RussieLa répression contre quiconque tente de s’opposer à la version officielle du Kremlin sur la guerre en Ukraine s’intensifie en Russie. | Source : Getty Images

RUSSIE | Alors que Vladimir Poutine a renforcé la répression contre tout journaliste communiquant des informations contraires à celles du Kremlin sur la guerre en Ukraine, de nombreux reporters occidentaux quittent la Russie.


 

Mardi 8 mars, dans un message adressé au personnel, le directeur adjoint de la rédaction du New York Times, Michael Slackman, a confirmé que le journal rejoignait un nombre croissant d’organismes de presse occidentaux retirant leurs reporters de Russie pour le moment. Le même jour, un journaliste d’investigation du Times, Michael Schwirtz, a déploré cette situation, évoquant « un triste jour pour le journalisme et un triste jour pour la Russie. »

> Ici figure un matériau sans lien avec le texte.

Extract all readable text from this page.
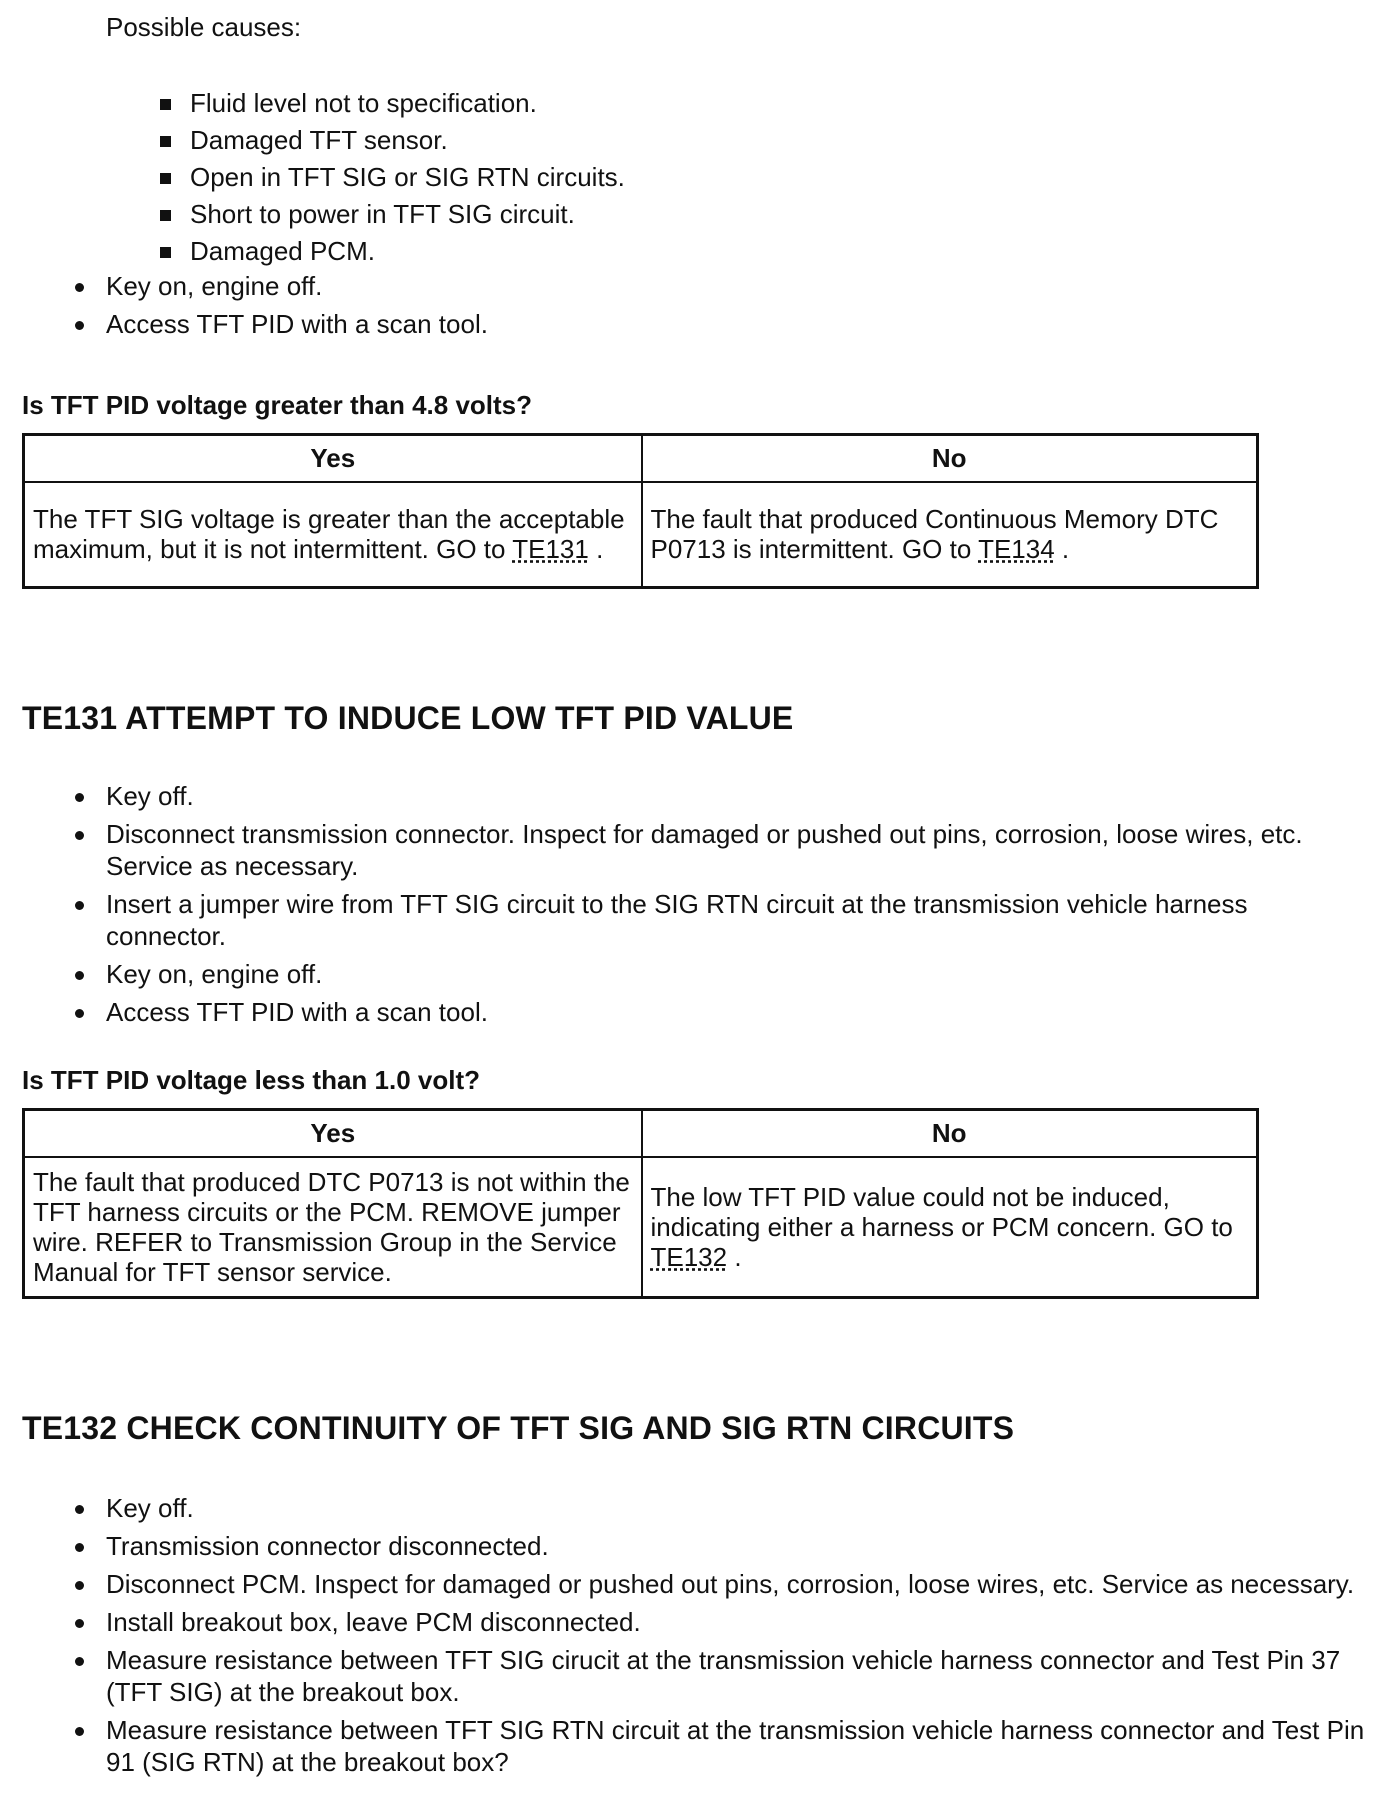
Possible causes:
Fluid level not to specification.
Damaged TFT sensor.
Open in TFT SIG or SIG RTN circuits.
Short to power in TFT SIG circuit.
Damaged PCM.
Key on, engine off.
Access TFT PID with a scan tool.
Is TFT PID voltage greater than 4.8 volts?
Yes	No
The TFT SIG voltage is greater than the acceptable maximum, but it is not intermittent. GO to TE131 .	The fault that produced Continuous Memory DTC P0713 is intermittent. GO to TE134 .
TE131 ATTEMPT TO INDUCE LOW TFT PID VALUE
Key off.
Disconnect transmission connector. Inspect for damaged or pushed out pins, corrosion, loose wires, etc. Service as necessary.
Insert a jumper wire from TFT SIG circuit to the SIG RTN circuit at the transmission vehicle harness connector.
Key on, engine off.
Access TFT PID with a scan tool.
Is TFT PID voltage less than 1.0 volt?
Yes	No
The fault that produced DTC P0713 is not within the TFT harness circuits or the PCM. REMOVE jumper wire. REFER to Transmission Group in the Service Manual for TFT sensor service.	The low TFT PID value could not be induced, indicating either a harness or PCM concern. GO to TE132 .
TE132 CHECK CONTINUITY OF TFT SIG AND SIG RTN CIRCUITS
Key off.
Transmission connector disconnected.
Disconnect PCM. Inspect for damaged or pushed out pins, corrosion, loose wires, etc. Service as necessary.
Install breakout box, leave PCM disconnected.
Measure resistance between TFT SIG cirucit at the transmission vehicle harness connector and Test Pin 37 (TFT SIG) at the breakout box.
Measure resistance between TFT SIG RTN circuit at the transmission vehicle harness connector and Test Pin 91 (SIG RTN) at the breakout box?
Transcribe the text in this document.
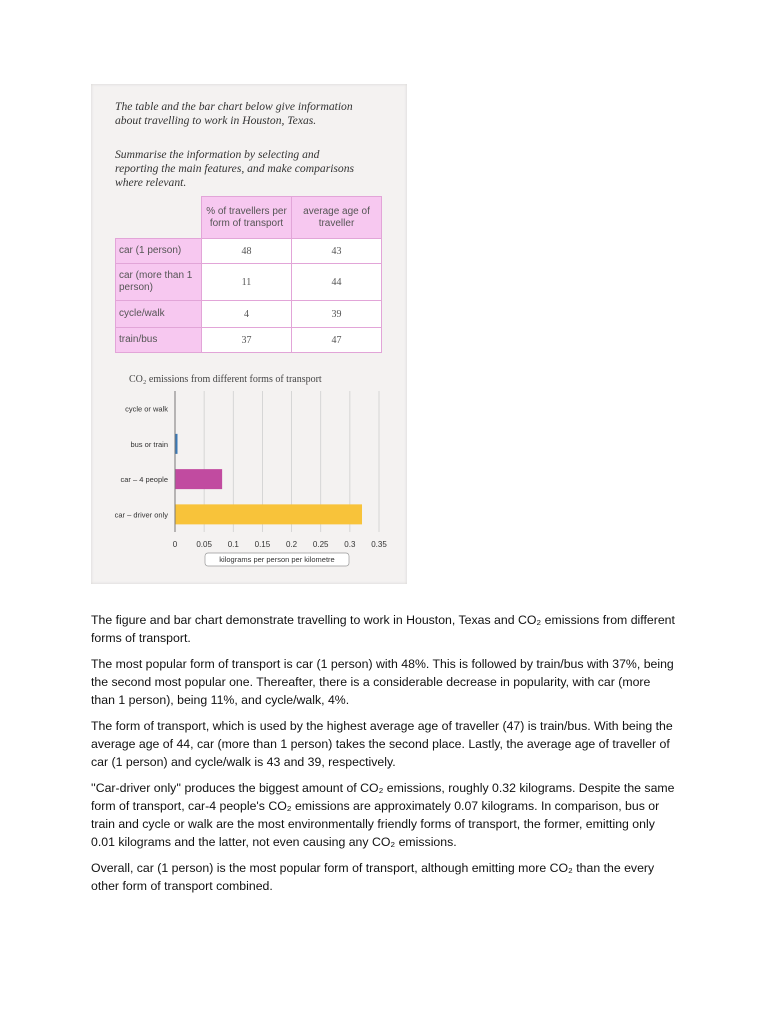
The table and the bar chart below give information about travelling to work in Houston, Texas.
Summarise the information by selecting and reporting the main features, and make comparisons where relevant.
	% of travellers per form of transport	average age of traveller
car (1 person)	48	43
car (more than 1 person)	11	44
cycle/walk	4	39
train/bus	37	47
CO₂ emissions from different forms of transport
0 0.05 0.1 0.15 0.2 0.25 0.3 0.35
cycle or walk
bus or train
car – 4 people
car – driver only
kilograms per person per kilometre

The figure and bar chart demonstrate travelling to work in Houston, Texas and CO₂ emissions from different forms of transport.

The most popular form of transport is car (1 person) with 48%. This is followed by train/bus with 37%, being the second most popular one. Thereafter, there is a considerable decrease in popularity, with car (more than 1 person), being 11%, and cycle/walk, 4%.

The form of transport, which is used by the highest average age of traveller (47) is train/bus. With being the average age of 44, car (more than 1 person) takes the second place. Lastly, the average age of traveller of car (1 person) and cycle/walk is 43 and 39, respectively.

''Car-driver only'' produces the biggest amount of CO₂ emissions, roughly 0.32 kilograms. Despite the same form of transport, car-4 people's CO₂ emissions are approximately 0.07 kilograms. In comparison, bus or train and cycle or walk are the most environmentally friendly forms of transport, the former, emitting only 0.01 kilograms and the latter, not even causing any CO₂ emissions.

Overall, car (1 person) is the most popular form of transport, although emitting more CO₂ than the every other form of transport combined.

Michael Slackman a pointé du doigt la nouvelle loi russe dite sur les « fake news », que le président russe Vladimir Poutine a rapidement signée ces derniers jours après son adoption par la Douma. Cette loi donne aux autorités russes un large pouvoir pour emprisonner les journalistes dont le travail est jugé déplaisant ou embarrassant. « Cette nouvelle loi », déplore Michael Slackman dans sa lettre aux employés du Times, « pourrait rendre criminel le fait de rapporter fidèlement les nouvelles sur l’invasion de l’Ukraine par la Russie, y compris en appelant la guerre une “guerre”. Elle punit les contrevenants d’une peine pouvant aller jusqu’à 15 ans de prison. »

 

Le directeur adjoint de la rédaction du Times ajoute que le journal déplace pour l’instant son personnel hors de la Russie : « nous continuerons notre couverture en direct et solide de la guerre, et nous avons la ferme intention de maintenir nos reportages rigoureux sur l’offensive de la Russie en Ukraine ainsi que sur les tentatives d’étouffer le journalisme indépendant ».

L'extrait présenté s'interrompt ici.